I’ve grown immune to the use of sex to sell products. I can’t tell you who the starlet of the week is. I’m immune to beer commercials and other “buy this product and have sex with hot hard bodies” advertisements. What I find attractive has aged along with me.
I have no more interest in twenty-year-olds than they have in me. Flirty young waitresses just embarrass me, but you wouldn’t know that from commercials, movies, and television. According to pop culture, all I want is a girl gone wild.
And because pop culture insists on making every woman believe that she isn’t beautiful if she isn’t a twenty year-old size zero, and on making every man doubt his virility if he’s not chasing (and catching) supermodels, I decided to break the man code and tell you the truth about what I find attractive.

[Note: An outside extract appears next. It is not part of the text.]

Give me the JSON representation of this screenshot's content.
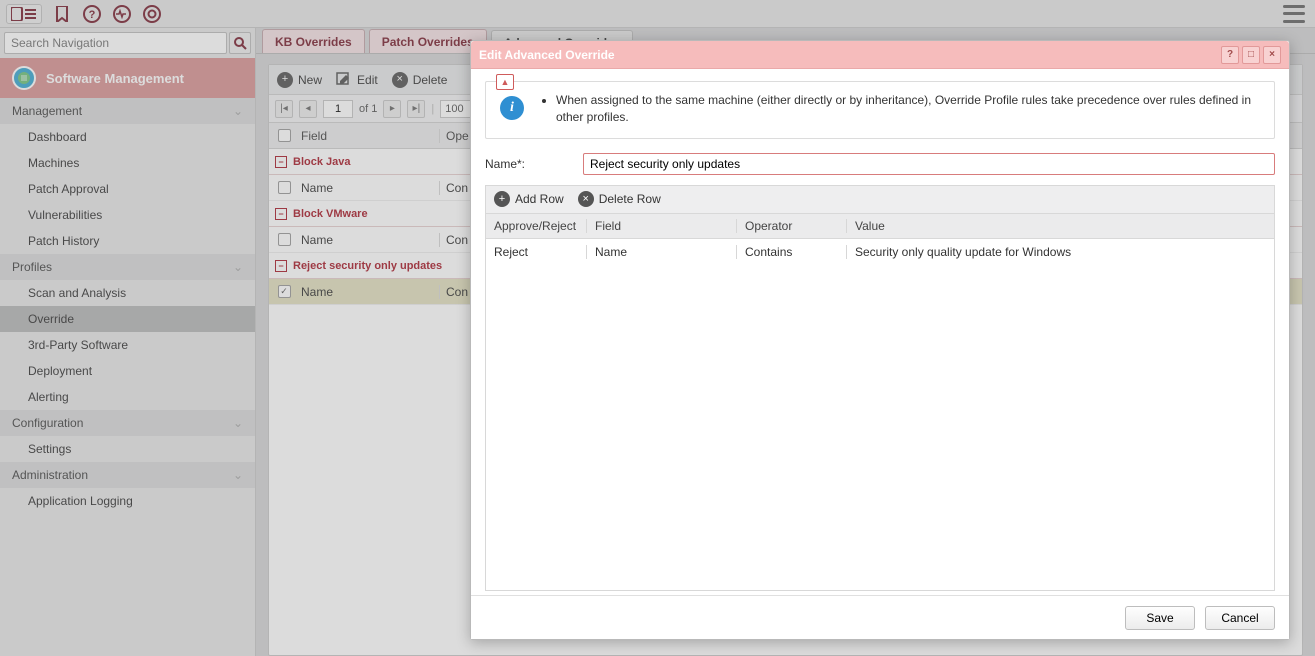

I love the gray in your hair, not only because it’s a beautiful color but because you are comfortable enough to be yourself. Okay, it makes me a bit more comfortable with the gray in my beard. Yeah, I admit it.
I love the wrinkles at the corners of your eyes and mouth. You’ve spent a lifetime smiling, which means you might give my nerdy jokes a mercy laugh.
I love that your jaw line has softened. You were always beautiful, but that young, angular face lacked gravitas.
I love your glasses, and not in a Van Halen “Hot for Teacher” sort of way. Well, a little bit in a “Hot For Teacher” sort of way, but mostly because they say, “I’m getting older, too,” better than Stevie Nicks ever could.
I love your belly. It’s soft and womanly and without pretense. It’s a belly that loves life, not vanity. “It’s unfortunate what we find pleasing to the touch and pleasing to the eye is seldom the same,” Pulp Fiction’s Fabienne tells the Seagram’s Wine Coolers guy. Seldom doesn’t mean never. I’ll take curves any day.